The Government finds money for ‘talent scouts’ who go into schools and identify children with sporting ability and earmarks them for elite training and Commonwealth support. Yet this very same Government will not properly fund a system that identifies children and adolescents at risk and provides access to appropriate community based mental health care.
While funding is allocated to identify, attract and develop high performance coaches, high performance mental health workers, such as social workers and occupational therapists, are trying to understand why they can no longer provide Medicare subsidised services to those most in need.
In the current budget, the Government allocated only $13 million over two years to expand the number of specialist mental health nurses. There is no funding allocated for 2012-13 or beyond.
Compare this miserly investment towards increasing the mental health nursing workforce with the Government’s desire to increase our cricketing success. The Minister for Sport, Kate Ellis, recently announced an extra $17.5 million to ensure “Australia’s place as the world’s leading cricketing nation” is bolstered through the funding of Cricket Australia’s Centre of Excellence.
Ellis proudly boasted that “the $17.5 million we’re investing will help keep Australia on the cutting edge of cricket internationally and will also help improving (sic) the health of the nation.”
Bad grammar aside, perhaps those who have fallen through the cracks, the homeless, those in prisons and ‘working families’ experiencing breakdowns, domestic violence, drug or alcohol issues or dysfunction due to the financial downturn will feel a whole lot better knowing that an investment in a cricket academy will improve their health.
Cricket is a wealthy sport, sponsored by major alcohol and fast food multinationals. Elite players earn millions. Cricket’s contribution to ‘the health of the nation’ is negligible. Can anyone seriously claim that coming runner-up in the Twenty20 World Cup does anything substantive for our health and well-being? It certainly doesn’t do a lot for mental (or the other neglected area, dental) health care needs.
But wait, there’s worse. Kate Ellis trumpeted the budget for delivering $325 million to sport – and “a record $1.2 billion” over 4 years. AOC president John Coates skited: “It was our campaign that got the money and now we (Olympic sports) have to get more than our fair share.”
By contrast, mental health didn’t win the campaign nor get its fair share.

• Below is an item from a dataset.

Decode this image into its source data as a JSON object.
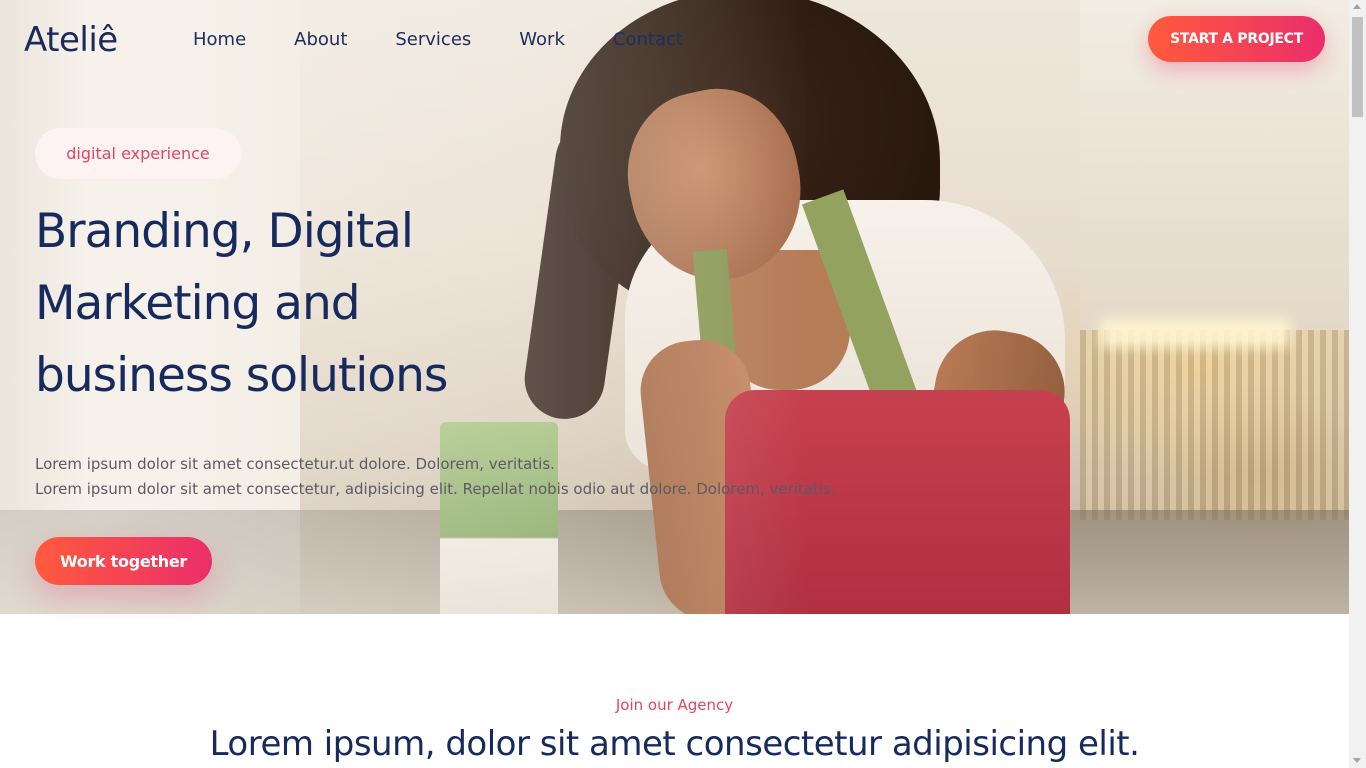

Mental illness, which affects 1 in 5 Australians and costs Australia billions in economic and social costs, received only about $120 million in new funding.
Even though suicide is the leading cause of death for men and women aged 15 and 44, there was no additional funding to prevent suicide or to arrest Australia’s reputation for having one of the highest youth suicide rates in the world. Failing to invest in the national tragedy of suicide – now here’s a record we should not be proud of.
Australia has always prided itself as a great sporting nation. We spend millions on the Olympics and an all but obsolete Commonwealth Games, as well as maintaining the Sports Commission and Institute of Sport. As Kate Ellis told us on budget night, the Rudd Government has a “vision for sport” which will help “our community to tackle the health and ageing challenges we face in the 21st century.” Ellis didn’t (or couldn’t) explain how this was being achieved.
It’s bewildering that this Government has not yet articulated a similar ‘vision’ for mental health – we are yet to hear the Government talk of success or measurements or pathways or visions in mental health.
If there was a mental health Olympics, perhaps we would see millions poured into helping consumers and carers and families struggling with a system that is underfunded and unsupported politically. If Australia was competing to hold the mental health World Cup, then we’d see a billion dollars in stadium construction and infrastructure development for the month long spectacle.
One day we might talk about our success in addressing mental health in the same way we talk about our success on the sporting field.”